Menurut Kowalski cyberbullying mengacu pada bullying yang terjadi pada instan messaging, email, chat room, website,
video game, atau melalui gambaran atau pesan yang dikirim melalui
smartphone.
3.2 Bentuk Aktivitas Cyberbullying
Menurut Willard (2005) menyebutkan
macam-macam jenis cyberbullying sebagai berikut:
1. Flaming (pertengkaran), yaitu mengirimkan pesan
teks yang isinya merupakan kata-kata yang penuh amarah dan frontal.

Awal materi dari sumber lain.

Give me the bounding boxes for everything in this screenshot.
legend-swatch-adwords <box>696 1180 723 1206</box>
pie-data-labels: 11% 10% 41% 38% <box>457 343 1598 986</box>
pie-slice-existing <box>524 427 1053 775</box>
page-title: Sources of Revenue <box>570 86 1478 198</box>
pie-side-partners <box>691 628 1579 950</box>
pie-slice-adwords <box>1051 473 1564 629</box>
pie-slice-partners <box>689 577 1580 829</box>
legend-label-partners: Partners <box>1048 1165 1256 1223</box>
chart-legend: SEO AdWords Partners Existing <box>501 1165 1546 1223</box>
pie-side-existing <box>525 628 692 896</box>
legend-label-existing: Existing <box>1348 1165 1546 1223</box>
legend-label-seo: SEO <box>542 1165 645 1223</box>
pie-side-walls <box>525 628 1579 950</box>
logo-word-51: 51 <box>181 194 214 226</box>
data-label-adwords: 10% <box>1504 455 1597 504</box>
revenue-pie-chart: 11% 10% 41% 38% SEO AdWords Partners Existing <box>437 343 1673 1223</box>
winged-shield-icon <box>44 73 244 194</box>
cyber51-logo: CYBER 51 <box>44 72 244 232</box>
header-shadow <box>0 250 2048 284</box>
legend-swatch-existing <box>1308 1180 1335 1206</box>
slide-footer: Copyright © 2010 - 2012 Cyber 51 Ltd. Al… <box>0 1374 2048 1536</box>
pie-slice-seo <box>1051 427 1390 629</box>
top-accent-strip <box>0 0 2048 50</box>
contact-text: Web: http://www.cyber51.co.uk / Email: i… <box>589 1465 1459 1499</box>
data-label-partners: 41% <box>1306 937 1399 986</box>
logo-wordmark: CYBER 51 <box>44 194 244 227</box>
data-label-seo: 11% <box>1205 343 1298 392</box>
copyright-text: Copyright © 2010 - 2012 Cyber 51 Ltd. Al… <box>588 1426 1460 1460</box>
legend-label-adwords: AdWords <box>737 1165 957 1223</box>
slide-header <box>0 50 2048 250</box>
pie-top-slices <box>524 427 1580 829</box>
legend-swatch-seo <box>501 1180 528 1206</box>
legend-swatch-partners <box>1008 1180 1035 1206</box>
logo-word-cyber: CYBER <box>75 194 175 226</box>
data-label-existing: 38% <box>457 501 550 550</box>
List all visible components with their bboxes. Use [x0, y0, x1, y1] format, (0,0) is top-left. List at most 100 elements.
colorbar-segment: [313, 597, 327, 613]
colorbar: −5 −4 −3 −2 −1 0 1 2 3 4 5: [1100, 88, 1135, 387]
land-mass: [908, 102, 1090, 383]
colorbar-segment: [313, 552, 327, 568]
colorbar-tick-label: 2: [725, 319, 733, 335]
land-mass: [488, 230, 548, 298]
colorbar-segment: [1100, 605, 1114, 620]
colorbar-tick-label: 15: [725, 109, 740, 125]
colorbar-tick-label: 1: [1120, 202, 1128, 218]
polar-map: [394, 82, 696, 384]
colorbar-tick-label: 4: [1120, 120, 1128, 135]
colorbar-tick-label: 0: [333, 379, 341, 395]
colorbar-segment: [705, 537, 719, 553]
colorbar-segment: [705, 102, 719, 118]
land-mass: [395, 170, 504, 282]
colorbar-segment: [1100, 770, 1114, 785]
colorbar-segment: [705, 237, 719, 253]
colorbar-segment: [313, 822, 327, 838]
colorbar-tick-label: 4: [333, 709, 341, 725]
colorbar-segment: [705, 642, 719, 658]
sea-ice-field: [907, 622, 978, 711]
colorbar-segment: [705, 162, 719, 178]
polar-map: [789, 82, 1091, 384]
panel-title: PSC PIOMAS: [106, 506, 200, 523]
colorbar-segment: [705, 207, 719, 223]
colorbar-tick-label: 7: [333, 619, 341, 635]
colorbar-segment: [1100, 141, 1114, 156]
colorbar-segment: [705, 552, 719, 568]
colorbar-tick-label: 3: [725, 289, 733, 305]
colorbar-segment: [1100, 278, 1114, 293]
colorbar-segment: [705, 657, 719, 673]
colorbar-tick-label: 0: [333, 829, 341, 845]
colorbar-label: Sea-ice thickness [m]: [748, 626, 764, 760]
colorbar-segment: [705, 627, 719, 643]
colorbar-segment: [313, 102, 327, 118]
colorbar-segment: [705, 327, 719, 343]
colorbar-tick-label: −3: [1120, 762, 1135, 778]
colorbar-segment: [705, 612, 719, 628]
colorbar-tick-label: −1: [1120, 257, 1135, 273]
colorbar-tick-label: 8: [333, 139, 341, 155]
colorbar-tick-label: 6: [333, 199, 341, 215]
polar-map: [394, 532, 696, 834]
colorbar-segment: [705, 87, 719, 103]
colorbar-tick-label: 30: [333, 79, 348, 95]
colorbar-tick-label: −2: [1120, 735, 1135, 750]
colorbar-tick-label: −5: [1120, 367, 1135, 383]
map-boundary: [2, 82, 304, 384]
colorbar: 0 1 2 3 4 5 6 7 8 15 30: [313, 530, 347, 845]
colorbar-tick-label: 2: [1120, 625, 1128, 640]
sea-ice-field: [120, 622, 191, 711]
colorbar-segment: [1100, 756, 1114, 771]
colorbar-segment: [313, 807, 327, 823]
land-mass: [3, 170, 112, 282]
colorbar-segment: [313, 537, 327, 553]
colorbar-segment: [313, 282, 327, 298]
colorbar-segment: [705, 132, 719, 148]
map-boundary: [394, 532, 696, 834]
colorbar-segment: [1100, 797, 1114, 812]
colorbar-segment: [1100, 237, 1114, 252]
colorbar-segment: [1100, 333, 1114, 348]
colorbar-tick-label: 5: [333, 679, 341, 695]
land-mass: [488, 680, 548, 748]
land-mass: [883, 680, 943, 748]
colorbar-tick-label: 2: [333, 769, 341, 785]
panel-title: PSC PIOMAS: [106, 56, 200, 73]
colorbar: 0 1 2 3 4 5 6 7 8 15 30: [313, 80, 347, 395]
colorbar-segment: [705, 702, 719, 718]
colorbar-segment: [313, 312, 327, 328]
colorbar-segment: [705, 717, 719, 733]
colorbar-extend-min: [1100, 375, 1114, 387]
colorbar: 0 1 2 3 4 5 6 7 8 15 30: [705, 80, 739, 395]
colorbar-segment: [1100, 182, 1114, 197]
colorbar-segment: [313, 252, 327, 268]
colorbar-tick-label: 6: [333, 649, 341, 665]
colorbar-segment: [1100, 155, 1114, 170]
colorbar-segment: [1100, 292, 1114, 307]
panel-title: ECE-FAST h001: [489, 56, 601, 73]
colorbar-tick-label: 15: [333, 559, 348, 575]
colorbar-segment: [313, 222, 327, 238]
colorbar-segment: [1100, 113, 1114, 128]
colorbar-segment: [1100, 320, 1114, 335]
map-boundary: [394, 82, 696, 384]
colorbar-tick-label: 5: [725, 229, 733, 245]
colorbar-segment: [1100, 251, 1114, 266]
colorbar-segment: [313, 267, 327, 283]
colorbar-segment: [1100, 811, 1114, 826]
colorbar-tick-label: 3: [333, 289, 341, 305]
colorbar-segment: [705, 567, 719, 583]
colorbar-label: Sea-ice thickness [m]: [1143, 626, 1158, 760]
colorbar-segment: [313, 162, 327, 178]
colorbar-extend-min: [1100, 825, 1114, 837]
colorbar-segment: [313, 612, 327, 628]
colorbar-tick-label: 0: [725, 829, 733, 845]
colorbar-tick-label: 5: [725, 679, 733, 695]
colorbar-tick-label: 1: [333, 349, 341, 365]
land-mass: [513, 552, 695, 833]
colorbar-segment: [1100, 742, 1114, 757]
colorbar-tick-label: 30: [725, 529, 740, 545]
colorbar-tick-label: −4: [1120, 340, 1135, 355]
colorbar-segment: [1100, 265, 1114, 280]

2. Harassment (gangguan), yaitu pesan-pesan yang berisi gangguan melalui
pesan teks di jejaring sosial yang dilakukan secara terus-menerus.
3. Cyberstalking, yaitu mengganggu dan mencemarkan nama
baik seseorang secara intens sehingga membuat ketakutan besar pada orang
tersebut.
4. Denigration (pencemaran nama baik), yaitu proses
mengumbar keburukan seseorang di internet dengan maksud merusak reputasi dan
nama baik orang tersebut.
5. Impersonation (peniruan), yaitu berpua-pura menjadi
orang lain dan mengirimkan pesan-pesan atau status yang tidak baik.
6.
Exclusion (pengeluaran),
yaitu secara sengaja dan kejam mengeluarkan seserang dari gruup online.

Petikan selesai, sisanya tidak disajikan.